Não o vi mais pessoalmente. A última vez em que trocamos mensagens, faz pouco tempo, perguntei do relatório da Comissão Estadual da Verdade e Memória do Pará, que havia sido anunciado para 2021, depois para março de 2022 e só veio à luz no ano seguinte. Felizmente, ele saiu ainda a tempo de Zelic, que foi um dos organizadores do trabalho, vê-lo disponível para todos. Os povos indígenas são abordados no tomo II.

As recomendações da Comissão aparecem no final do tomo III. Para dois temas, contudo, ela decidiu repetir as recomendações do relatório da CNV, de 2014:


Frente à situação atual do país e os retrocessos em direitos humanos que vivemos, atingindo em especial os povos indígenas e a comunidade LGBTQI+ num claro ciclo de repetição das violências vividas no passado, a CEV-PA reafirma ao Estado brasileiro a necessidade de dar seguimento às recomendações temáticas do Relatório Final da Comissão Nacional da Verdade, apresentadas em 2014, incorporando-as na lista abaixo a este relatório, como pontos também fundamentais para o desenvolvimento, respeito e aprofundamento dos conceitos de democracia, pluralidade étnica, liberdade sexual e justiça social em nossa sociedade.


É como se o tempo tivesse parado para aquelas reivindicações dos povos indígenas, que incluem a demarcação e a desintrusão de suas terras.
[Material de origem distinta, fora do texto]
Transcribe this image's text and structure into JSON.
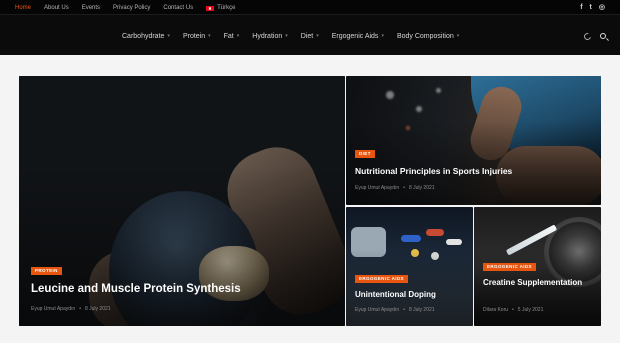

Na verdade, pode-se até mesmo dizer que o relógio andou violentamente para trás. O caso contra Jair Bolsonaro no Tribunal Penal Internacional por genocídio parece-me forte exatamente em relação aos povos indígenas.

Faço notar, porém, que as recomendações que são reiteradas pela Comissão do Pará são as que aparecem no tomo II do relatório da CNV. Elas, por algum motivo, são amplamente ignoradas por vários pesquisadores e instituições, que costumam tratar apenas das que estão listadas no tomo I. Aquelas foram escritas pelos pesquisadores e militantes e ofertadas à CNV. No caso dos povos indígenas, são as mesmas que foram entregues também à Comissão "Rubens Paiva" no fim de 2014 por Timóteo Popygua, que o fez em nome da Comissão Guarani Yvyrupa.

Quase nove anos depois, quem sabe elas serão efetivamente implantadas, agora que temos indígenas a frente de um Ministério inédito, o dos Povos Indígenas, e da Funai? Parece possível, e Zelic viveu o suficiente para ser parte desta mudança e ver-lhe o começo.